While I can see how Tabasco could tremendously improve the flavor of MRE’s in the 1860’s, I’m only a lukewarm fan of Tabasco, despite being a hot sauce fanatic. However, Robichaux’s article makes an interesting and valid point about why Tabasco sauce has prospered:

“The primary reason that Tabasco has dominated the hot-sauce category is the consistency of its flavor and spiciness. When I talked with Louisiana’s celebrated chef Paul Prudhomme for an article I wrote about McIlhenny Co. in this newspaper several years ago, he told me that other sauces could be unpredictably too hot–or too tart or too salty. ‘I may use 10 drops of Tabasco, but I can trust that 10 drops,’ Mr. Prudhomme said.”

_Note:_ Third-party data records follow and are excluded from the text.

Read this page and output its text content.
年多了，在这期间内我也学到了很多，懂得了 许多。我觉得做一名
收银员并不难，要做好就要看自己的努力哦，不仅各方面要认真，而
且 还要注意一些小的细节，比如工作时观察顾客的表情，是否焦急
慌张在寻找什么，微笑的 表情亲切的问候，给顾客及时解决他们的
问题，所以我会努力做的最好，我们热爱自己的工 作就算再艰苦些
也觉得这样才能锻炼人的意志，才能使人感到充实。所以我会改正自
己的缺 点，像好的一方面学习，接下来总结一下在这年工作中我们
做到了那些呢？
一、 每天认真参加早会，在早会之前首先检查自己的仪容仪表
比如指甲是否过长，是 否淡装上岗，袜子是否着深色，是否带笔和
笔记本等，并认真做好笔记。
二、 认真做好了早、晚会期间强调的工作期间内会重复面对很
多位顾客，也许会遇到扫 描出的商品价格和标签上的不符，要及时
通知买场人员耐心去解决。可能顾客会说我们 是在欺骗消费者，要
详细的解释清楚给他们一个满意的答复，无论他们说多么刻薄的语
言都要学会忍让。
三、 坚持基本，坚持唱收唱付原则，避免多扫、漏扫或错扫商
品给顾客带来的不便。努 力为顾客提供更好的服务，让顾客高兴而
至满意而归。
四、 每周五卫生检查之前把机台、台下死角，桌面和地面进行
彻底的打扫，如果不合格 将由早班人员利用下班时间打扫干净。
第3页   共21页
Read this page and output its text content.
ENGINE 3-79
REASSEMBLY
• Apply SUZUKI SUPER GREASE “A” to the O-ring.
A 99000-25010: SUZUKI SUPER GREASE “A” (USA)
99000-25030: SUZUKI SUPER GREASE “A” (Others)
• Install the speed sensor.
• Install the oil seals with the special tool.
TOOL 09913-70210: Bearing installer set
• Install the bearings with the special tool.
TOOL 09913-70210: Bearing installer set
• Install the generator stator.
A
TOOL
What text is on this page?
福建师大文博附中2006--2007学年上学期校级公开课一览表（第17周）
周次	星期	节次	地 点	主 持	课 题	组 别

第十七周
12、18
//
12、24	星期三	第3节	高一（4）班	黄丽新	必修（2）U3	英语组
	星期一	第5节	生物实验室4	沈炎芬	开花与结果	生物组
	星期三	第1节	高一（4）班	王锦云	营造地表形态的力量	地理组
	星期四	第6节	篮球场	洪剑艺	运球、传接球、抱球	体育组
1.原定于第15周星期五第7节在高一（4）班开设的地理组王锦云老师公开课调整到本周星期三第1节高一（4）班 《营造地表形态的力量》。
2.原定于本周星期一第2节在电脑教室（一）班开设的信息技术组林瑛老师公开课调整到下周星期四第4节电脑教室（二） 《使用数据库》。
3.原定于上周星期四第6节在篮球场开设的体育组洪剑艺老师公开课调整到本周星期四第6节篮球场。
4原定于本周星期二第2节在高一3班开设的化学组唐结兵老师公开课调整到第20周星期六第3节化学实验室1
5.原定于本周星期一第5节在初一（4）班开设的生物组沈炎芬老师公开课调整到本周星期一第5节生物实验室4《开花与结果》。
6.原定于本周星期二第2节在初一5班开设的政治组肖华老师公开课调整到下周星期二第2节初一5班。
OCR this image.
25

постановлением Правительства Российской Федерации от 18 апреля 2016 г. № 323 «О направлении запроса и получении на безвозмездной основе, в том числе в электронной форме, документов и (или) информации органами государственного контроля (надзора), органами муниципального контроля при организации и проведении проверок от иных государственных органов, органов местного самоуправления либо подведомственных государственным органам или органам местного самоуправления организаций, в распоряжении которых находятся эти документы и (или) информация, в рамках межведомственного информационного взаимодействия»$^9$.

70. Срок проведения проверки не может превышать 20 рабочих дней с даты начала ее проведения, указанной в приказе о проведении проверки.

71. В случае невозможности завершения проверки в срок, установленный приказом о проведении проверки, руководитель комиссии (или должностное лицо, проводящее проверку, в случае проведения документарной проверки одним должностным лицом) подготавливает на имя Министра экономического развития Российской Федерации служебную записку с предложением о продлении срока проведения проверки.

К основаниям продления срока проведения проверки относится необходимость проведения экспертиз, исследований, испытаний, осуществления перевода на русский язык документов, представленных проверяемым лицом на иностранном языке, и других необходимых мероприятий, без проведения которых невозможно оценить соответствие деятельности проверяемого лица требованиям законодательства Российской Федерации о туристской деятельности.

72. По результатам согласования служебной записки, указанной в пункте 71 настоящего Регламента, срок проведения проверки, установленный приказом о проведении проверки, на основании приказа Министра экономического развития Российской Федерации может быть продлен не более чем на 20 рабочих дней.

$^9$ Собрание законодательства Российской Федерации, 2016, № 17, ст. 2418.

This is logic I cannot argue with, as I have found Tabasco to be incredibly consistent, always tasting the same from batch to batch, which cannot be said about a lot of hot sauces. Robichaux goes on to note the sauce is still made the same way it was in the 1800’s:

“Though the company now offers several flavors of Tabasco, including a Sweet & Spicy variety, not much has changed about making the classic sauce over the past 138 years: hand-picked peppers a particular shade of red, mixed with salt and vinegar, and aged three years in wooden barrels that formerly held Jack Daniels whiskey.”